The operations that make an object tidy vary per object class, and can be found in the object’s documentation (here ?tidy_lab.nanodrop
).
Objects are useful as they form a semi-stable language for other functions from this and other packages to operate on.
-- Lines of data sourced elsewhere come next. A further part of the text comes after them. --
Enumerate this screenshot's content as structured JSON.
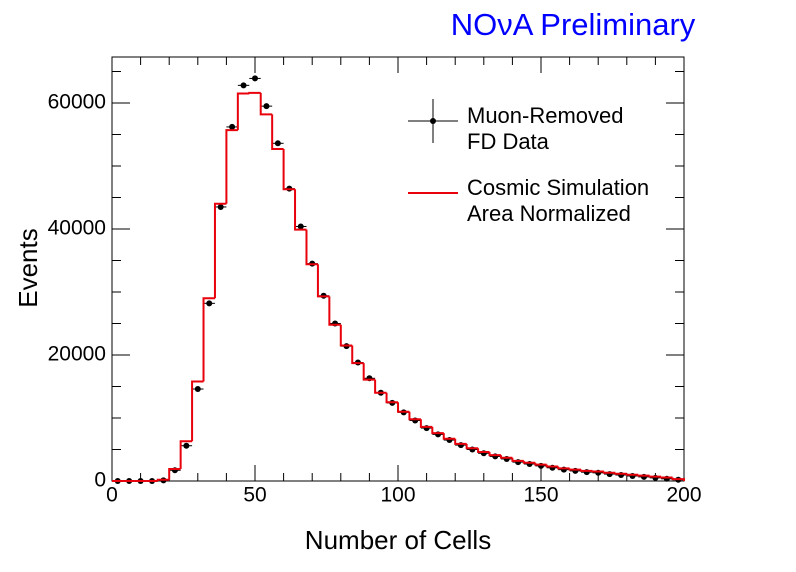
{
  "chart_data": {
    "type": "histogram",
    "title": "NOνA Preliminary",
    "x_label": "Number of Cells",
    "y_label": "Events",
    "bins": [
      0,
      4,
      8,
      12,
      16,
      20,
      24,
      28,
      32,
      36,
      40,
      44,
      48,
      52,
      56,
      60,
      64,
      68,
      72,
      76,
      80,
      84,
      88,
      92,
      96,
      100,
      104,
      108,
      112,
      116,
      120,
      124,
      128,
      132,
      136,
      140,
      144,
      148,
      152,
      156,
      160,
      164,
      168,
      172,
      176,
      180,
      184,
      188,
      192,
      196,
      200
    ],
    "series": [
      {
        "name": "Muon-Removed\nFD Data",
        "color": "#000000",
        "style": "points",
        "values": [
          0,
          0,
          0,
          0,
          100,
          1700,
          5600,
          14600,
          28200,
          43500,
          56200,
          62800,
          63900,
          59500,
          53600,
          46400,
          40400,
          34500,
          29400,
          25000,
          21400,
          18800,
          16300,
          14000,
          12400,
          10900,
          9600,
          8400,
          7400,
          6500,
          5700,
          5000,
          4400,
          3900,
          3500,
          3000,
          2700,
          2400,
          2100,
          1800,
          1600,
          1400,
          1300,
          1100,
          950,
          800,
          650,
          500,
          350,
          200
        ]
      },
      {
        "name": "Cosmic Simulation\nArea Normalized",
        "color": "#e8000b",
        "style": "step",
        "values": [
          0,
          0,
          0,
          0,
          200,
          1900,
          6300,
          15800,
          29000,
          44000,
          55700,
          61500,
          61600,
          58200,
          52700,
          46300,
          39900,
          34400,
          29300,
          24800,
          21500,
          18700,
          16100,
          14000,
          12500,
          11000,
          9800,
          8600,
          7600,
          6700,
          5900,
          5200,
          4600,
          4100,
          3700,
          3200,
          2900,
          2600,
          2300,
          2000,
          1800,
          1600,
          1500,
          1300,
          1150,
          1000,
          850,
          700,
          550,
          300
        ]
      }
    ],
    "xlim": [
      0,
      200
    ],
    "xticks": [
      0,
      50,
      100,
      150,
      200
    ],
    "ylim": [
      0,
      67300
    ],
    "yticks": [
      0,
      20000,
      40000,
      60000
    ],
    "title_color": "#0000ff",
    "legend": "upper right"
  }
}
However, it’s often much simpler to interact with data in a flat tibble
. This can be done using scrub
:
nano_scrub <- scrub(nano_tidy)
nano_scrub[c(1:3, (ncol(nano_scrub)-2):ncol(nano_scrub))]
#> # A tibble: 18 × 6
#> date sample_name conc exp_date nucleotide is_tidy
#> <chr> <chr> <dbl> <date> <chr> <lgl>
#> 1 2021-08-14 20:26:49 Sample 1 420. 2021-08-14 RNA TRUE
#> 2 2021-08-14 20:27:25 Sample 2 450. 2021-08-14 RNA TRUE
#> 3 2021-08-14 20:28:07 Sample 3 498. 2021-08-14 RNA TRUE
#> 4 2021-08-14 20:28:40 Sample 4 449. 2021-08-14 RNA TRUE
#> 5 2021-08-14 20:29:17 Sample 5 474. 2021-08-14 RNA TRUE
#> 6 2021-08-14 20:29:54 Sample 6 543. 2021-08-14 RNA TRUE
#> 7 2021-08-14 20:30:30 Sample 7 483. 2021-08-14 RNA TRUE
#> 8 2021-08-14 20:31:16 Sample 8 588. 2021-08-14 RNA TRUE
#> 9 2021-08-14 20:31:50 Sample 9 490. 2021-08-14 RNA TRUE
#> 10 2021-08-14 20:32:24 Sample 10 256. 2021-08-14 RNA TRUE
#> 11 2021-08-14 20:32:59 Sample 11 225. 2021-08-14 RNA TRUE
#> 12 2021-08-14 20:33:50 Sample 12 429. 2021-08-14 RNA TRUE
#> 13 2021-08-14 20:35:16 Sample 13 216. 2021-08-14 RNA TRUE
#> 14 2021-08-14 20:35:59 Sample 14 218. 2021-08-14 RNA TRUE
#> 15 2021-08-14 20:36:34 Sample 15 206. 2021-08-14 RNA TRUE
#> 16 2021-08-14 20:37:12 Sample 16 426. 2021-08-14 RNA TRUE
#> 17 2021-08-14 20:37:50 Sample 17 389. 2021-08-14 RNA TRUE
#> 18 2021-08-14 20:38:21 Sample 18 560. 2021-08-14 RNA TRUE
Note how meta-data fields have now become individual columns.